Well, the company doesn't pay him directly, but rather it pays the McLane Company, a subsidiary of Buffett's Berkshire Hathaway. That $13 billion accounts for nearly 30% of McLane's revenue.
What is it?
McLane Company is a wholesale distributor of groceries and other items to stores across America.
It was acquired by Berkshire Hathaway and Warren Buffett more than 10 years ago, and it was bought for $1.5 billion from none other than...Wal-Mart.
McLane was formerly owned by Wal-Mart but in an effort to "focus completely on its core retail business," it officially sold the distributor to Berkshire Hathaway in May 2003 after Buffett and Wal-Mart's CFO, Tom Schoewe, talked for two hours.
Why he did it
When discussing the purchase in his letter to Berkshire Hathaway shareholders, despite the fact McLane "operates on paper-thin margins – about 1% pre-tax," Buffett noted:
It's a good business, but one not in the mainstream of Wal-Mart's future. It's made to order, however, for us.
At the time, it had about $23 billion in sales, and more than $7 billion came from Wal-Mart and its stores. But when the news was announced Buffett said, "we believe there is an excellent possibility for expansion of the customer base in the future."
And expand it has.
As shown below, over the last 10 years, McLane has seen massive gains in its revenue:
Part of the reason for the jump in both 2012 and last year resulted from the acquisition of Meadowbrook Meat Company, which distributes roughly $6 billion worth of food to national restaurant chains.
As a result, it isn't just Wal-Mart that McLane gets sales from, but also gas station and convenience store giant 7-Eleven as well as Yum!

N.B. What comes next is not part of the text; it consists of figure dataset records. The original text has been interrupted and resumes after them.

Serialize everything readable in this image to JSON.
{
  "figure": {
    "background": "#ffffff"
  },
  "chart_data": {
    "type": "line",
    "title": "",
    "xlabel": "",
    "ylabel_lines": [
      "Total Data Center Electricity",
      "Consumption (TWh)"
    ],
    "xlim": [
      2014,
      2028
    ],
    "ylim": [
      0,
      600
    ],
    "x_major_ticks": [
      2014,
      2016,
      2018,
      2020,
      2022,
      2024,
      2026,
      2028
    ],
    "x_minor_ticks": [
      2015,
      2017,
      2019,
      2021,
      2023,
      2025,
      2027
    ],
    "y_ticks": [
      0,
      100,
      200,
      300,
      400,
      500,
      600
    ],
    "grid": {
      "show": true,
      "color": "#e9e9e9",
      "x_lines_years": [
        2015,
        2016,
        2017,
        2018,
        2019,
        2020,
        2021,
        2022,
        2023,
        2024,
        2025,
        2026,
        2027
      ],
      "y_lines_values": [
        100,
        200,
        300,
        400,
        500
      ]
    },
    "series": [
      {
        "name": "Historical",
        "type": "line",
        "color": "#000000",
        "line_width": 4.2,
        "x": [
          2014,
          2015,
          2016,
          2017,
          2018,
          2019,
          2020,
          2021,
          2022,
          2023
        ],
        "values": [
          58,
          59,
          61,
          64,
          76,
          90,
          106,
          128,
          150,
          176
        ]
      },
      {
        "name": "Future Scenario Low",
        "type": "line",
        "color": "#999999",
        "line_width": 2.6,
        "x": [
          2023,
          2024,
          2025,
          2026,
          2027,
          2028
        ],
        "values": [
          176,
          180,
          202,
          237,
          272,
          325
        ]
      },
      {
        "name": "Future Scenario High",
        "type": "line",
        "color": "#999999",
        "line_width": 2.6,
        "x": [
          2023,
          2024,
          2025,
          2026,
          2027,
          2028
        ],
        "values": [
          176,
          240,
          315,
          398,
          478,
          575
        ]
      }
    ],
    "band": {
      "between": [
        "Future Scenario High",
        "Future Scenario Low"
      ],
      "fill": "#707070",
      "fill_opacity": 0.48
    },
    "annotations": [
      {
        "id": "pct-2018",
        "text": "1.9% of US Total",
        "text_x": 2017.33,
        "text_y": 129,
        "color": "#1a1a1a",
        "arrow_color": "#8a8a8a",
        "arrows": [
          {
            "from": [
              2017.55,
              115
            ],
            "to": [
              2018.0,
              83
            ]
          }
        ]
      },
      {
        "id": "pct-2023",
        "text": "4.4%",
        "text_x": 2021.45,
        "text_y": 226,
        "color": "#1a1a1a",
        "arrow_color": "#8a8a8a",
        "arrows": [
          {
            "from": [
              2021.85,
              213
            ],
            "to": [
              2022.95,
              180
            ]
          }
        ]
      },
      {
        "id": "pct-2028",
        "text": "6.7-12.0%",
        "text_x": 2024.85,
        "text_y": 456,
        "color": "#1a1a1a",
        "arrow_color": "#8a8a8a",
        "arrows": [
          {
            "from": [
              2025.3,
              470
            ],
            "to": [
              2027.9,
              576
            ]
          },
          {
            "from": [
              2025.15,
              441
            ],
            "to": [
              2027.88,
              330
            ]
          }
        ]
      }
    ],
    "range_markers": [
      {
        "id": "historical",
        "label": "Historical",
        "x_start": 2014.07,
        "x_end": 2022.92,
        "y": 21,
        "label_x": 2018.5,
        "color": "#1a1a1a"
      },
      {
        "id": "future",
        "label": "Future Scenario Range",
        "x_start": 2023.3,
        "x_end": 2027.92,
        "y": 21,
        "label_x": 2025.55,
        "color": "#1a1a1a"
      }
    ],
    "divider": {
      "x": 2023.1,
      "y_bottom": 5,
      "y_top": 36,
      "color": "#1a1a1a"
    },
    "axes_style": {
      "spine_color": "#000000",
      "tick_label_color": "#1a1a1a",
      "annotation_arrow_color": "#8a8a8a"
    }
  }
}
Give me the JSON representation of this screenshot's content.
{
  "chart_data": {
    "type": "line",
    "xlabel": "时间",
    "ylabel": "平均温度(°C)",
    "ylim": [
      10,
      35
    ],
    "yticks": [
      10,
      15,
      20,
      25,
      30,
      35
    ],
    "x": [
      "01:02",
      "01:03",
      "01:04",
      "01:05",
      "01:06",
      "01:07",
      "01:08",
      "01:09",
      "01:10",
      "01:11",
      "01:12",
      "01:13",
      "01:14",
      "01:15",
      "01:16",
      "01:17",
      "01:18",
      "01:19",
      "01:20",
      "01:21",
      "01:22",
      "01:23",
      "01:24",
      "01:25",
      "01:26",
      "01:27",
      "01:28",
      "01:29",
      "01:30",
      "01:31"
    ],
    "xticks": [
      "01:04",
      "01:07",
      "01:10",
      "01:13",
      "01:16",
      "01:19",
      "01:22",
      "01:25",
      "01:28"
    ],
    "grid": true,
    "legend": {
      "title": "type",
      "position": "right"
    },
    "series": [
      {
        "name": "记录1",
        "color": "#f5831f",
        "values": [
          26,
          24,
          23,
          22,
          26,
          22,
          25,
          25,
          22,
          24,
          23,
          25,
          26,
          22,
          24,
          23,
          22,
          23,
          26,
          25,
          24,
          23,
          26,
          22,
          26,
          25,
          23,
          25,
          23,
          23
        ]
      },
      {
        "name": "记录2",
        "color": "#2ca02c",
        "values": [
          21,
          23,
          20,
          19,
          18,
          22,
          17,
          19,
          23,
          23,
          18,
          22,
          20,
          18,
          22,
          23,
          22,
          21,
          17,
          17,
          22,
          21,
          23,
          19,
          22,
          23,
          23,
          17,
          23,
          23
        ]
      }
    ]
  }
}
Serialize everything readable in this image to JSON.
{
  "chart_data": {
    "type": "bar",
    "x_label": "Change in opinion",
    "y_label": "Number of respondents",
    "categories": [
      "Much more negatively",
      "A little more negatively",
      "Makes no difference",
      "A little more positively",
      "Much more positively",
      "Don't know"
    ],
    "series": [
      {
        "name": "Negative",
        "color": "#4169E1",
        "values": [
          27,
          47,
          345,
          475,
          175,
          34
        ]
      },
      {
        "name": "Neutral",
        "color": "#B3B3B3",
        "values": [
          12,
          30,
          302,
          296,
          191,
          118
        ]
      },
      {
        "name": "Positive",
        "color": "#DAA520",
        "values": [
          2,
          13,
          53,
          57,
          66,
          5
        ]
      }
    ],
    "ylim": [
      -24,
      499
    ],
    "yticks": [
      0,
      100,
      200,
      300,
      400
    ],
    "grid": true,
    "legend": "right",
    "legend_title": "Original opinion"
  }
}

Brands which owns Taco Bell, KFC, Pizza Hut, and others.
With that in mind, it's no surprise the latest Berkshire Hathaway annual report notes if Wal-Mart or one of the other major customers slowed its purchases, there could be "a material adverse impact on McLane's periodic revenues and earnings."
What it means to Berkshire Hathaway
When the sale was first made, Buffett himself admitted because of its "paper-thin margins," the sales of McLane "will swell Berkshire's sales figures far more than our income."
It had 26% of the operating business revenue at Berkshire Hathaway, McLane had a pre-tax income of only $486 million last year, which represented just 2% of the total $23.2 billion at Berkshire.
Yet in true Berkshire Hathaway and Buffett fashion, it should come as no surprise to learn during its first four years its paper-thin margin stood at 0.90%, and over the last four has expanded to 1.09%.
And while just 0.19% of difference doesn't sound like a lot, it meant nearly $300 million more to its bottom line.
Thanks to its massive size, Berkshire Hathaway looks like a giant maze with an endless amount of turns leading to new businesses to be explored. But no matter where you look, around every corner, there's always a pot of gold.